I saw a photo of a woman whacking a neo-Nazi with her purse, which made me recall the court jesters in Elizabethan England, which made me recall some faintly remembered memory of Plains Indian culture.
Like it does.
Let me explain. In Sweden in 1985, a group of Neo-Nazis were having a parade. A woman, a Polish immigrant whose mother had survived the concentration camps, ran out of the crowd and whacked one of them in the back of his head with her purse. Someone took a photo of the incident, leading someone else to sculpt a bronze statue of the woman that now stands on the spot of the whacking.

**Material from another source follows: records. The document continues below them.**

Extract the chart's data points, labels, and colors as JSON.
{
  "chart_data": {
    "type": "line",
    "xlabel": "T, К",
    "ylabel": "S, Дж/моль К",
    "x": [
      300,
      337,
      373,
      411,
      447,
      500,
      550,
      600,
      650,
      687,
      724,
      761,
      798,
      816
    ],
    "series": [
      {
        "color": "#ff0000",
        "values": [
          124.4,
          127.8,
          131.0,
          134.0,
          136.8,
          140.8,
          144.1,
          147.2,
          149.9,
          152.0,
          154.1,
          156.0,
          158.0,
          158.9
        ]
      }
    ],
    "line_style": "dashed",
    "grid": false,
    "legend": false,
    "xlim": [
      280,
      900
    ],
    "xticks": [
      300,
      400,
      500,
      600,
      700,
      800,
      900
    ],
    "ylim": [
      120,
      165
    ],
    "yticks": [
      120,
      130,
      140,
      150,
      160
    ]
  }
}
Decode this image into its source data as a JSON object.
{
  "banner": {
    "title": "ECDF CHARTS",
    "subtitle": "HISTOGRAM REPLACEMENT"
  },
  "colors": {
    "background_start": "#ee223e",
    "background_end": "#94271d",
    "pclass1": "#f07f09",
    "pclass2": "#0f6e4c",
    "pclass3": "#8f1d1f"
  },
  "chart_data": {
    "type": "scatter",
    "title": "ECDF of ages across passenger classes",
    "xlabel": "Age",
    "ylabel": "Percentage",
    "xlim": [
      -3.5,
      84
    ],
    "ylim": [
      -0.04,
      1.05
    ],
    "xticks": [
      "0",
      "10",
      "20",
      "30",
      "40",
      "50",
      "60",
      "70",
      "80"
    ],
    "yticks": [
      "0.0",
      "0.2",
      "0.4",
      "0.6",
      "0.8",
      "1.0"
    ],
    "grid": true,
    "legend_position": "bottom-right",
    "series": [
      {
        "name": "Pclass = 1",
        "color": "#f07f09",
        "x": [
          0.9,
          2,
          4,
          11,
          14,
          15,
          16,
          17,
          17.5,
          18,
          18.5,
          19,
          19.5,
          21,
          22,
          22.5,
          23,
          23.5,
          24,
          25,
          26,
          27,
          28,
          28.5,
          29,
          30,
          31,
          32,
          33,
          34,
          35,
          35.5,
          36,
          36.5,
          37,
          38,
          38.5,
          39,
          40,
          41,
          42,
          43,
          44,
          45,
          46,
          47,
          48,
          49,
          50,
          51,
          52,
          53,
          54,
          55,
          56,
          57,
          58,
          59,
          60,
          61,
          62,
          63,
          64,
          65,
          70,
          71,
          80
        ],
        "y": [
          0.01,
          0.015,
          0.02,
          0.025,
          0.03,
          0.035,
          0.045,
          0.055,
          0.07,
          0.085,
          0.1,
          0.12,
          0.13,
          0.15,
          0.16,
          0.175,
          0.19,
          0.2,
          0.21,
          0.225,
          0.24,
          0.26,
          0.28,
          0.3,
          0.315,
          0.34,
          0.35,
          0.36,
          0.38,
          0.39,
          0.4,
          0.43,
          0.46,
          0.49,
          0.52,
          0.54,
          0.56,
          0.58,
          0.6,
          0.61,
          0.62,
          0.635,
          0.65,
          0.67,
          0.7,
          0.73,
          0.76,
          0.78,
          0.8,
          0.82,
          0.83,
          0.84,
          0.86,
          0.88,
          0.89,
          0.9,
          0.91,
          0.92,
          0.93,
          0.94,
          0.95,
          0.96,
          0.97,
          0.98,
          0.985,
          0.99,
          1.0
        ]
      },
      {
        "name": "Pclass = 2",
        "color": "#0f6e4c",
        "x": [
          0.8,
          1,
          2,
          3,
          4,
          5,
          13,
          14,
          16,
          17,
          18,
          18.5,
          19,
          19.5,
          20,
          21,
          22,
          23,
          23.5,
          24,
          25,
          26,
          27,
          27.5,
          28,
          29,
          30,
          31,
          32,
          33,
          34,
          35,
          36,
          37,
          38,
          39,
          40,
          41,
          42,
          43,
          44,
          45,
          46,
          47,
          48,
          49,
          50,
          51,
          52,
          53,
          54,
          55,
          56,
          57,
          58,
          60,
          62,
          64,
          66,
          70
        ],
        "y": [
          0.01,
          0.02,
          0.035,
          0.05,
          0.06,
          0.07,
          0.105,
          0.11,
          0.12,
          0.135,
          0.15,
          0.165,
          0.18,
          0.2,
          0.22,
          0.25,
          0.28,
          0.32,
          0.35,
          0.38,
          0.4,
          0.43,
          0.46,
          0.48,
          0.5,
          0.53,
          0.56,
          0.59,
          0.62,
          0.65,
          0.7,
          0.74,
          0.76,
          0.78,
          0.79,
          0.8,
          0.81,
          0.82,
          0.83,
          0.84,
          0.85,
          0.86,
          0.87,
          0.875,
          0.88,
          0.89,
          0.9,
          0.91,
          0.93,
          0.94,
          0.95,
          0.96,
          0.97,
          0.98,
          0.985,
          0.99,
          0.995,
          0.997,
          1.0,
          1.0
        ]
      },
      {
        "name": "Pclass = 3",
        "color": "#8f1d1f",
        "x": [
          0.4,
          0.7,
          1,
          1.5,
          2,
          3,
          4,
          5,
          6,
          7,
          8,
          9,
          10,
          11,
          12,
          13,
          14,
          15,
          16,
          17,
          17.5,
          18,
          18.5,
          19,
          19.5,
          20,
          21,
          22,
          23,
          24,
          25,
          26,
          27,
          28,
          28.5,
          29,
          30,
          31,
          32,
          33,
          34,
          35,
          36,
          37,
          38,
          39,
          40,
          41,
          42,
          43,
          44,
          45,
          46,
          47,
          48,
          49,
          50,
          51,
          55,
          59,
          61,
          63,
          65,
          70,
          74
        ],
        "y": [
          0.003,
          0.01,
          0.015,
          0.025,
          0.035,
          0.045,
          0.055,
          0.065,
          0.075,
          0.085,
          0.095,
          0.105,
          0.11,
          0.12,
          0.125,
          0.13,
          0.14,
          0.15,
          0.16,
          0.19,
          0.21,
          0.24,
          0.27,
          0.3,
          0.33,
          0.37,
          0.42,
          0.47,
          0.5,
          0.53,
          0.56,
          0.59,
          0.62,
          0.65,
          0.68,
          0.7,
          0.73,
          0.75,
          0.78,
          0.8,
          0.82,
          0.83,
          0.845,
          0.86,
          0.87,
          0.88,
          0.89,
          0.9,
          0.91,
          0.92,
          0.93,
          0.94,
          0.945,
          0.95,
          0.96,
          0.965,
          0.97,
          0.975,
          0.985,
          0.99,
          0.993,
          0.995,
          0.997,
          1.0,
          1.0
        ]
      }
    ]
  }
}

I loved the picture and the story, so I went searching for more information. The woman, Danuta Danielsson, was indeed the daughter of a Holocaust survivor. She also had some severe mental health issues and regretted her impulsive act. A few years after her moment of fame, she committed suicide.
Not the feel-good story I was hoping for, but maybe something more important.

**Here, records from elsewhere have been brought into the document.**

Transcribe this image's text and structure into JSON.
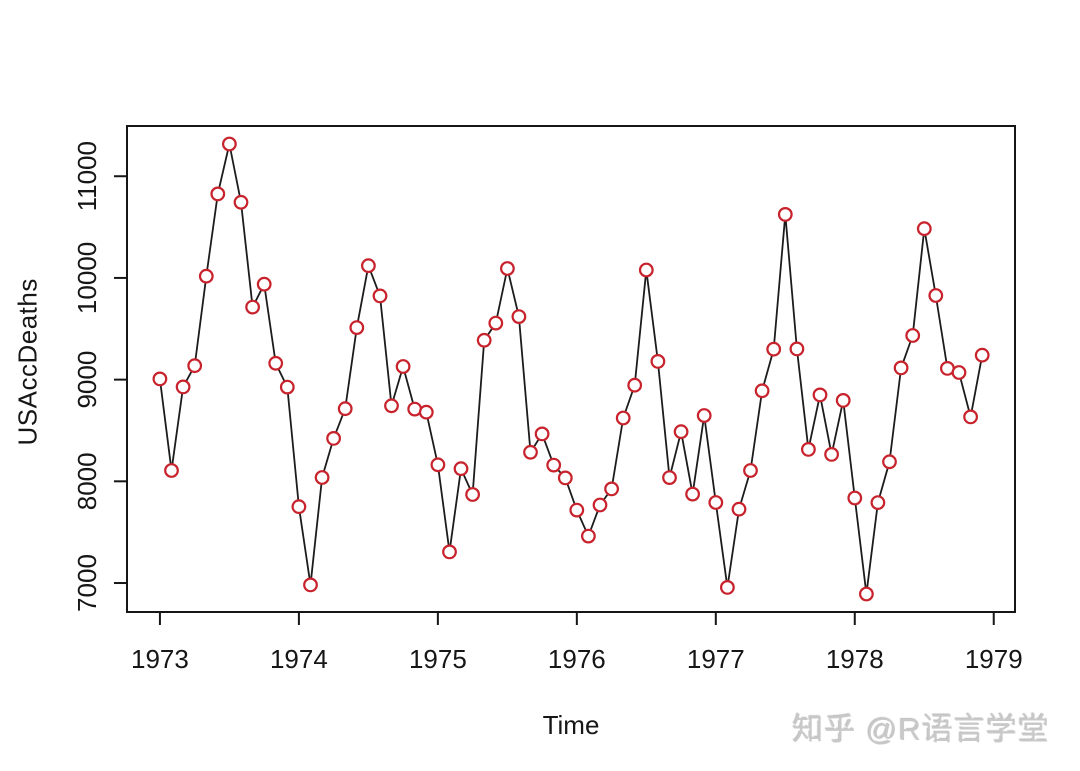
{
  "page": {
    "background": "#ffffff"
  },
  "watermark": {
    "text": "知乎 @R语言学堂",
    "color": "#c9c9c9"
  },
  "chart_data": {
    "type": "line",
    "title": "",
    "xlabel": "Time",
    "ylabel": "USAccDeaths",
    "series": [
      {
        "name": "USAccDeaths",
        "start_year": 1973,
        "frequency": 12,
        "values": [
          9007,
          8106,
          8928,
          9137,
          10017,
          10826,
          11317,
          10744,
          9713,
          9938,
          9161,
          8927,
          7750,
          6981,
          8038,
          8422,
          8714,
          9512,
          10120,
          9823,
          8743,
          9129,
          8710,
          8680,
          8162,
          7306,
          8124,
          7870,
          9387,
          9556,
          10093,
          9620,
          8285,
          8466,
          8160,
          8034,
          7717,
          7461,
          7767,
          7925,
          8623,
          8945,
          10078,
          9179,
          8037,
          8488,
          7874,
          8647,
          7792,
          6957,
          7726,
          8106,
          8890,
          9299,
          10625,
          9302,
          8314,
          8850,
          8265,
          8796,
          7836,
          6892,
          7791,
          8192,
          9115,
          9434,
          10484,
          9827,
          9110,
          9070,
          8633,
          9240
        ]
      }
    ],
    "xticks": [
      1973,
      1974,
      1975,
      1976,
      1977,
      1978,
      1979
    ],
    "yticks": [
      7000,
      8000,
      9000,
      10000,
      11000
    ],
    "xlim": [
      1972.763,
      1979.153
    ],
    "ylim": [
      6715,
      11494
    ],
    "grid": false,
    "legend": null,
    "point_style": "open-circle",
    "line_color": "#1c1c1c",
    "point_color": "#c8232c",
    "point_fill": "#ffffff",
    "axis_color": "#161616"
  }
}
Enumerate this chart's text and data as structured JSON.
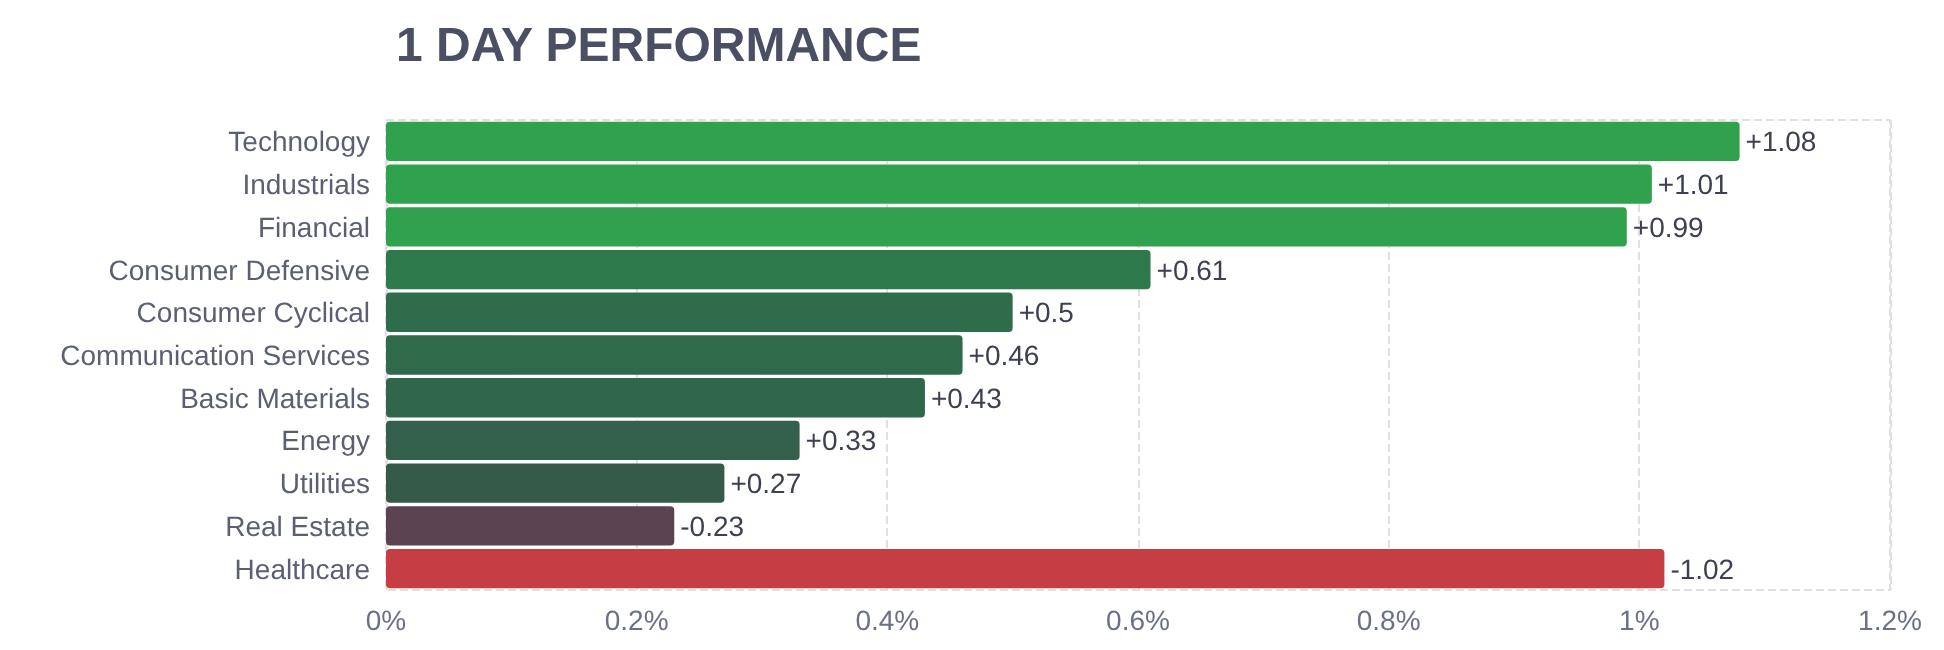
{
  "chart_data": {
    "type": "bar",
    "orientation": "horizontal",
    "title": "1 DAY PERFORMANCE",
    "categories": [
      "Technology",
      "Industrials",
      "Financial",
      "Consumer Defensive",
      "Consumer Cyclical",
      "Communication Services",
      "Basic Materials",
      "Energy",
      "Utilities",
      "Real Estate",
      "Healthcare"
    ],
    "values": [
      1.08,
      1.01,
      0.99,
      0.61,
      0.5,
      0.46,
      0.43,
      0.33,
      0.27,
      -0.23,
      -1.02
    ],
    "base": [
      0,
      0,
      0,
      0,
      0,
      0,
      0,
      0,
      0,
      0.23,
      1.02
    ],
    "value_labels": [
      "+1.08",
      "+1.01",
      "+0.99",
      "+0.61",
      "+0.5",
      "+0.46",
      "+0.43",
      "+0.33",
      "+0.27",
      "-0.23",
      "-1.02"
    ],
    "colors": [
      "#30a24e",
      "#30a24e",
      "#30a24e",
      "#2e7a4c",
      "#2f6c4b",
      "#2f6a4b",
      "#30674b",
      "#33604a",
      "#355a4a",
      "#5b4352",
      "#c63d43"
    ],
    "xlim": [
      0,
      1.2
    ],
    "xticks": [
      {
        "value": 0,
        "label": "0%"
      },
      {
        "value": 0.2,
        "label": "0.2%"
      },
      {
        "value": 0.4,
        "label": "0.4%"
      },
      {
        "value": 0.6,
        "label": "0.6%"
      },
      {
        "value": 0.8,
        "label": "0.8%"
      },
      {
        "value": 1,
        "label": "1%"
      },
      {
        "value": 1.2,
        "label": "1.2%"
      }
    ],
    "grid": "x"
  }
}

Here’s the thing. If most of us were to see a bunch of guys straggling along, shouting slogans and carrying a Nazi flag, we’d tsk-tsk and walk the other way. That’s the civilized response. You could make a case that what’s needed instead is a solid whack with a purse, but it took a person standing outside of “normal” society to see that.
Back in the days of kings and queens, there was often a court jester who wore strange clothes, told jokes and played tricks. Because they were called fools, they could get away with telling the people in power things they didn’t want to hear. For the same reason, they could occasionally see things that everyone else missed and then talk about it without getting their heads cut off. Sometimes that’s the only way to get the truth through to the folks in charge - by softening it with a joke or bringing the perspective of someone standing outside the rules. Keep in mind, it took a child to point out that the emperor's new clothes didn’t exist.
Closer to home, or at least closer to my home, some of the Plains Indians, the Lakota and Dakota, have the tradition of someone called heyoka, which translates as something like sacred clown. These people dressed differently and acted differently, sometimes even walking backward everywhere they went. They were always telling the people things they would have preferred not to hear.
When cultures as vastly different as medieval Europe and the people of the Great Plains feel the need for figures who are so similar to be part of their popular culture, that means something. We must have people willing to say things out loud that no one wants to hear, people willing to poke fun at those in power.
We’re a little more sensitive these days, a little more careful not to hurt anyone’s feelings, and I understand that. I’m not encouraging people to be mean, because heaven knows we have plenty of mean going around. But if we’re going to make it impossible to swim against the current, to tell the tales no one wants to hear, I think that’s a mistake.
I’m sorry that Danuta Danielsson had mental health issues, and I bet she’d be embarrassed that someone made a statue in her honor. I’m glad they did.
Sometimes the correct response to bullies and braggarts is a whack with a purse and sometimes the only way forward is to actually listen to those annoying folks who tell us what we don’t want to hear.